Eventually it is the marketplace, that vast network of antique shops, auctions, shows, and even flea markets, that becomes the most important aspect of a connoisseur's education. Start with the biggest, most reputable dealers first, and forget about bargain-hunting in out-of-the-way shops until you are more experienced. Besides being the safest places to do business, the larger, more established antique stores tend to have the greatest turnover and offer the most choice, which is the basis for those comparisons.

Any reputable dealer will allow you to study the merchandise thoroughly before a single dollar is exchanged. Don't just observe the exterior of an item, but ask to have the drawers taken out, the piece turned upside down to have a look at all surfaces. By doing so you will get one of the most valuable lessons in becoming a connoisseur: learning to determine if a piece is well made.

Studying how an item is constructed is perhaps the most important way to judge whether or not it belongs in your collection. Age comes into play insofar as most of the hand-crafted, really beautifully made furniture in America was produced before 1830. There are some notable exceptions, however, such as the outstanding furniture made during the Arts and Crafts Movement of the early 20th century, individually crafted items that are considered far more desirable than much of the mass-produced furniture of the Victorian era. And, in fact, the best antique reproductions, those that are produced by skilled cabinetmakers using the same fine woods and techniques employed in the past, are often worth nearly as much as the originals.

Another thing to watch out for when studying furniture is the condition and amount of restoration that has been done. A piece of furniture with its original finish, whether natural wood or painted, is likely to be worth far more than an identical piece that has been stripped or otherwise altered. And pieces that have all their original parts will hold the most value.

One characteristic that separates the connoisseur from the careless collector is this: The connoisseur is rarely swayed by fads or by what the decorating magazines are touting as the latest ''look.''

Once you have carefully studied furniture examples and are wary of the pitfalls of fads and fakery, you are ready to make your first purchase. At this stage, or at any other during your collecting career, it is prudent to get a written statement from the dealer guaranteeing that an item is all that he claims it to be. If, despite your careful study, an object turns out to be otherwise, you will have some legal muster to set the matter straight.

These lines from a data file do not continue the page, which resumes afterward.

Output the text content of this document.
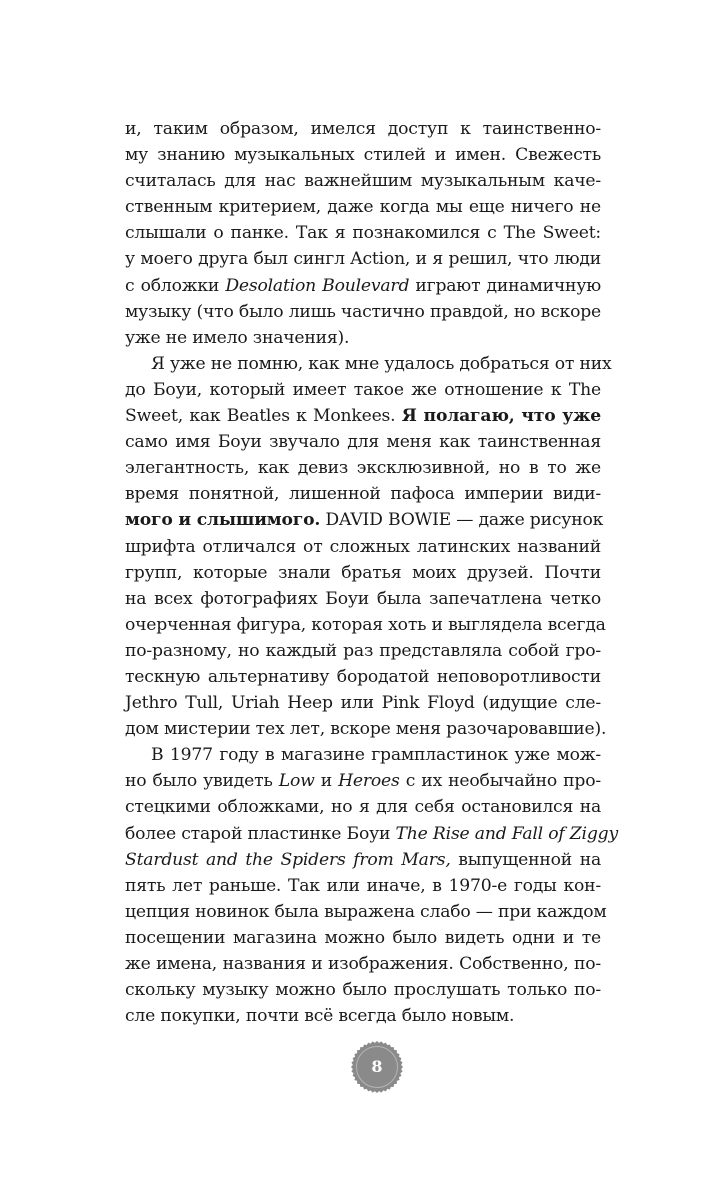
и, таким образом, имелся доступ к таинственно-
му знанию музыкальных стилей и имен. Свежесть
считалась для нас важнейшим музыкальным каче-
ственным критерием, даже когда мы еще ничего не
слышали о панке. Так я познакомился с The Sweet:
у моего друга был сингл Action, и я решил, что люди
с обложки Desolation Boulevard играют динамичную
музыку (что было лишь частично правдой, но вскоре
уже не имело значения).
Я уже не помню, как мне удалось добраться от них
до Боуи, который имеет такое же отношение к The
Sweet, как Beatles к Monkees. Я полагаю, что уже
само имя Боуи звучало для меня как таинственная
элегантность, как девиз эксклюзивной, но в то же
время понятной, лишенной пафоса империи види-
мого и слышимого. DAVID BOWIE — даже рисунок
шрифта отличался от сложных латинских названий
групп, которые знали братья моих друзей. Почти
на всех фотографиях Боуи была запечатлена четко
очерченная фигура, которая хоть и выглядела всегда
по-разному, но каждый раз представляла собой гро-
тескную альтернативу бородатой неповоротливости
Jethro Tull, Uriah Heep или Pink Floyd (идущие сле-
дом мистерии тех лет, вскоре меня разочаровавшие).
В 1977 году в магазине грампластинок уже мож-
но было увидеть Low и Heroes с их необычайно про-
стецкими обложками, но я для себя остановился на
более старой пластинке Боуи The Rise and Fall of Ziggy
Stardust and the Spiders from Mars, выпущенной на
пять лет раньше. Так или иначе, в 1970-е годы кон-
цепция новинок была выражена слабо — при каждом
посещении магазина можно было видеть одни и те
же имена, названия и изображения. Собственно, по-
скольку музыку можно было прослушать только по-
сле покупки, почти всё всегда было новым.
8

When shopping for antiques it is often tempting to look for the incredible bargain, that fabulously valuable item tucked in the dusty corner of a shop that the ignorant owner is selling for only a fraction of its worth. But usually what happens in such a situation is that the collector is the one defeated by his own greed. More often than not, the dealer knows exactly what he's got, and may even be waiting for a bargain-hunting customer to come along and outsmart himself.

Finally, it is important to realize that being a connoisseur doesn't mean adhering to the rigid tenets of quality and sound advice alone. Taste is a deeply individual matter, and the real joy of collecting is buying something that appeals to your heart as well as your head. The reason for careful study is to ensure that the gap between the two won't be far apart.